Spatial practice is closely related to perceived space. It is the space secreted by society, recursively reifying it. The perceived can be thought of as falling between that which is sensed, the raw experience, and what we believe, or the conceived. Beliefs and expectations alter or condition perception, which we then take as given. This notion is exemplified in experiments in change blindness. A simple predisposition, such as trying to count the number of passes a group makes with a basketball, can make one completely oblivious to a blatant dynamic event, such as a person in a gorilla suit dancing among the players (Simons and Chabris 1999). For Lefebvre, the perceived of everyday space falls between daily routine and the infrastructure that allows it—the actual routes and networks that organize the daily routine. Ultimately, it is in spatial practice that the effects of ubiquitous or pervasive computing design will be felt and internalized. Computing is part of the infrastructure that organizes daily life.
Representations of space refer to conceived space. It is the space of scientists, architects, urban planners and all who privilege the cognitive over the perceptual or lived. It is the dominant space in our society, and it is the space of contemporary visual and computing cultures. It is a mental space separated from physical space, or abstract space imposed on concrete space.

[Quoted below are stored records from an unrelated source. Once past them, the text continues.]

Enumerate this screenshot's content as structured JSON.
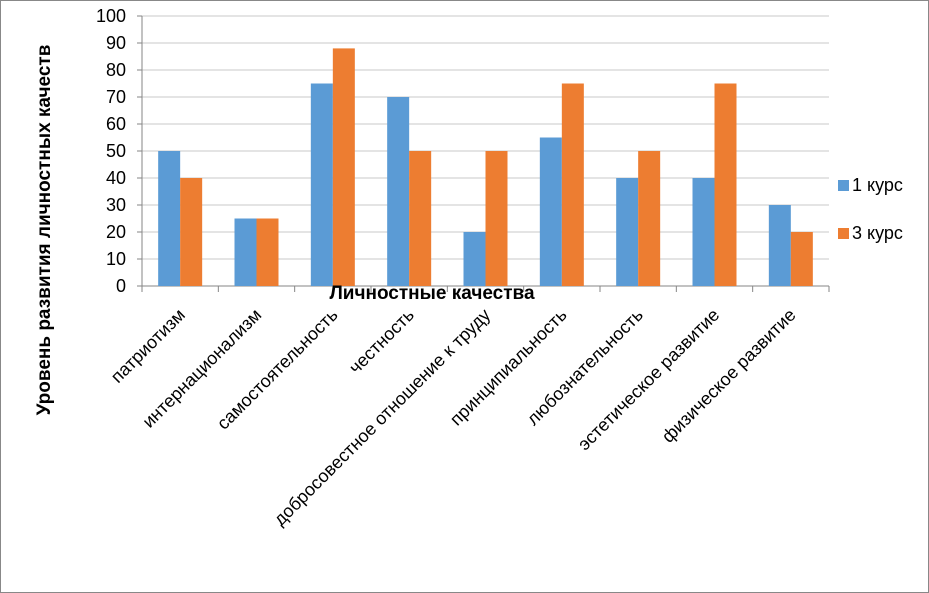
{
  "chart_data": {
    "type": "bar",
    "categories": [
      "патриотизм",
      "интернационализм",
      "самостоятельность",
      "честность",
      "добросовестное отношение к труду",
      "принципиальность",
      "любознательность",
      "эстетическое развитие",
      "физическое развитие"
    ],
    "series": [
      {
        "name": "1 курс",
        "values": [
          50,
          25,
          75,
          70,
          20,
          55,
          40,
          40,
          30
        ],
        "color": "#5B9BD5"
      },
      {
        "name": "3 курс",
        "values": [
          40,
          25,
          88,
          50,
          50,
          75,
          50,
          75,
          20
        ],
        "color": "#ED7D31"
      }
    ],
    "xlabel": "Личностные  качества",
    "ylabel": "Уровень развития личностных качеств",
    "ylim": [
      0,
      100
    ],
    "yticks": [
      "0",
      "10",
      "20",
      "30",
      "40",
      "50",
      "60",
      "70",
      "80",
      "90",
      "100"
    ],
    "grid": true,
    "legend_position": "right"
  }
}
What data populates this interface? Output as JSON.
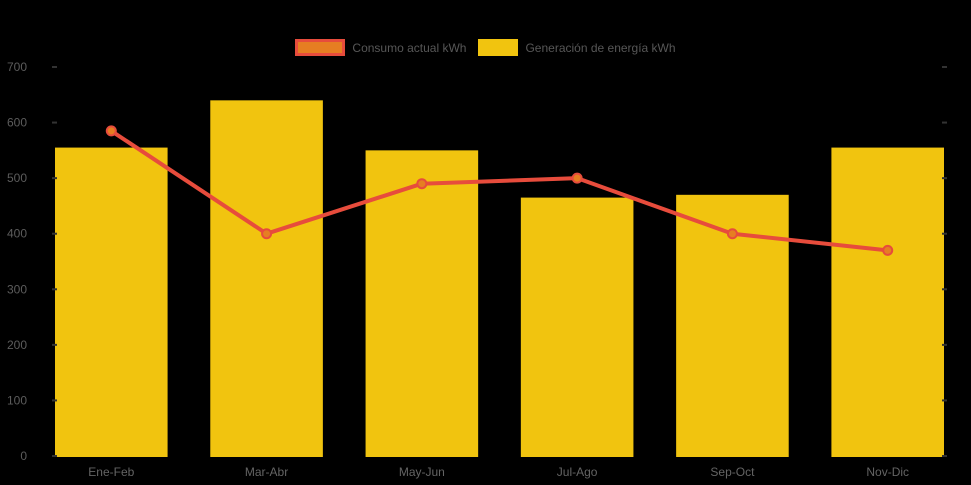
{
  "app": {
    "background_color": "#000000",
    "axis_text_color": "#5c5c5c",
    "x_label_color": "#646464"
  },
  "legend": {
    "items": [
      {
        "label": "Consumo actual kWh",
        "type": "line",
        "fill": "#e67e22",
        "border": "#e74c3c"
      },
      {
        "label": "Generación de energía kWh",
        "type": "bar",
        "fill": "#f1c40f",
        "border": "#f1c40f"
      }
    ]
  },
  "chart_data": {
    "type": "bar",
    "title": "",
    "xlabel": "",
    "ylabel": "",
    "categories": [
      "Ene-Feb",
      "Mar-Abr",
      "May-Jun",
      "Jul-Ago",
      "Sep-Oct",
      "Nov-Dic"
    ],
    "series": [
      {
        "name": "Consumo actual kWh",
        "type": "line",
        "values": [
          585,
          400,
          490,
          500,
          400,
          370
        ],
        "color": "#e74c3c",
        "marker_fill": "#e67e22"
      },
      {
        "name": "Generación de energía kWh",
        "type": "bar",
        "values": [
          555,
          640,
          550,
          465,
          470,
          555
        ],
        "color": "#f1c40f"
      }
    ],
    "ylim": [
      0,
      700
    ],
    "yticks": [
      0,
      100,
      200,
      300,
      400,
      500,
      600,
      700
    ],
    "grid": false,
    "legend_position": "top"
  }
}
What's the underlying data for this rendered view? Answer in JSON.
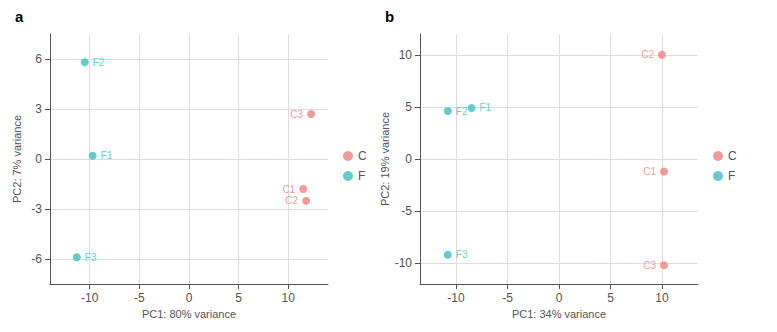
{
  "chart_data": [
    {
      "type": "scatter",
      "title": "a",
      "xlabel": "PC1: 80% variance",
      "ylabel": "PC2: 7% variance",
      "xlim": [
        -14,
        14
      ],
      "ylim": [
        -7.5,
        7.5
      ],
      "xticks": [
        -10,
        -5,
        0,
        5,
        10
      ],
      "yticks": [
        -6,
        -3,
        0,
        3,
        6
      ],
      "grid": true,
      "legend": "right",
      "series": [
        {
          "name": "C",
          "color": "#F08080",
          "x": [
            12.3,
            11.5,
            11.8
          ],
          "values": [
            2.7,
            -1.8,
            -2.5
          ],
          "labels": [
            "C3",
            "C1",
            "C2"
          ]
        },
        {
          "name": "F",
          "color": "#3DBFBF",
          "x": [
            -10.5,
            -9.7,
            -11.3
          ],
          "values": [
            5.8,
            0.2,
            -5.9
          ],
          "labels": [
            "F2",
            "F1",
            "F3"
          ]
        }
      ]
    },
    {
      "type": "scatter",
      "title": "b",
      "xlabel": "PC1: 34% variance",
      "ylabel": "PC2: 19% variance",
      "xlim": [
        -13.5,
        13.5
      ],
      "ylim": [
        -12,
        12
      ],
      "xticks": [
        -10,
        -5,
        0,
        5,
        10
      ],
      "yticks": [
        -10,
        -5,
        0,
        5,
        10
      ],
      "grid": true,
      "legend": "right",
      "series": [
        {
          "name": "C",
          "color": "#F08080",
          "x": [
            10.0,
            10.2,
            10.2
          ],
          "values": [
            10.0,
            -1.2,
            -10.2
          ],
          "labels": [
            "C2",
            "C1",
            "C3"
          ]
        },
        {
          "name": "F",
          "color": "#3DBFBF",
          "x": [
            -10.8,
            -8.5,
            -10.8
          ],
          "values": [
            4.6,
            4.9,
            -9.2
          ],
          "labels": [
            "F2",
            "F1",
            "F3"
          ]
        }
      ]
    }
  ]
}
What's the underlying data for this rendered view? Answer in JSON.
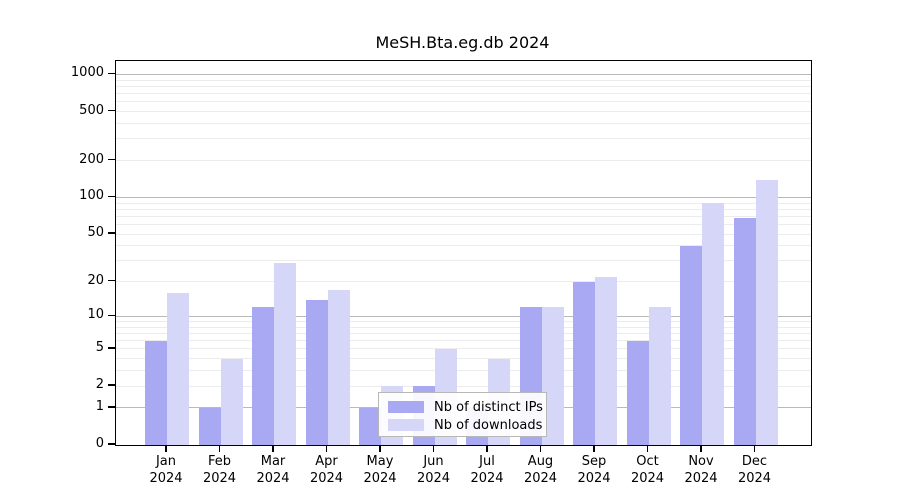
{
  "figure": {
    "title": "MeSH.Bta.eg.db 2024"
  },
  "chart_data": {
    "type": "bar",
    "title": "MeSH.Bta.eg.db 2024",
    "categories": [
      "Jan",
      "Feb",
      "Mar",
      "Apr",
      "May",
      "Jun",
      "Jul",
      "Aug",
      "Sep",
      "Oct",
      "Nov",
      "Dec"
    ],
    "x_tick_year": "2024",
    "series": [
      {
        "name": "Nb of distinct IPs",
        "color": "#a9a9f3",
        "values": [
          6,
          1,
          12,
          14,
          1,
          2,
          1,
          12,
          20,
          6,
          40,
          68
        ]
      },
      {
        "name": "Nb of downloads",
        "color": "#d6d6f8",
        "values": [
          16,
          4,
          29,
          17,
          2,
          5,
          4,
          12,
          22,
          12,
          90,
          140
        ]
      }
    ],
    "xlabel": "",
    "ylabel": "",
    "y_ticks": [
      0,
      1,
      2,
      5,
      10,
      20,
      50,
      100,
      200,
      500,
      1000
    ],
    "ylim": [
      0,
      1000
    ],
    "y_scale": "log10(value+1)",
    "grid": true,
    "gridline_color_major": "#b9b9b9",
    "gridline_color_minor": "#ececec",
    "legend_position": "bottom-center"
  }
}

Representational space corresponds to lived space. This is where meaning resides. It is “directly lived through its associated images and symbols”. It is the passively experienced space that overlays physical space, which the imagination is able to change and appropriate. Representational spaces “tend toward more or less coherent systems of non-verbal symbols and signs”. In trying to infuse spaces with life through computational media, the goal is to move the design of computing systems from representations of space to representational space, from conceived to lived space.
These spaces are not always clearly differentiable; they overlap and intermingle in varying intensities. Lefebvre states that in order to understand these three moments of social space, one can map them to the body. The spatial terms (spatial practice, representations of space, representational space) are analogous to the bodily triad of perceived—conceived—lived.
How do we use computational media to make meaningful spaces? The tacit philosophy of the machine may be ill-equipped for this task. The problem is one of perceived divides between mind and body, body–environment, and environment–mind. If we choose to keep these categories, Lefebvre’s articulation of the everyday can provide a framework for their reconciliation. Ultimately, it is at the level of the everyday, the lived, in which we wish to make a difference.
Lefebvre dissects the everyday spatially, into physical space, mental space, and social space. Social space is special in this breakdown, since it operates between and overlaps with both the physical and the mental. Social space is necessarily physical in that it is comprised of individuals. It is also necessarily mental, or abstract, in that part of its manifestation is non-physical. Lefebvre further breaks down social space into yet another triad that somewhat reflects his original structure of the everyday. Social space can be dissected into the triad of spatial practice, representations of space and representational space—representational space being a space of meaning.
Lefebvre describes the body in the triad of perceived, conceived, and lived. Here, the lived is the special term, reconciling that which is perceived with that which is conceived. By aligning Lefebvre’s various triads, a pattern emerges where everyday life, social space, and meaning correspond to the lived body.
In this diagram, the chasm between physical reality and abstract thought is filled with life. In the pursuit of creating environments that are meaningful for everyday life, an emphasis solely on intelligence results in an imbalance. With this methodology, the pursuit of design is not intelligent environments but a space alive.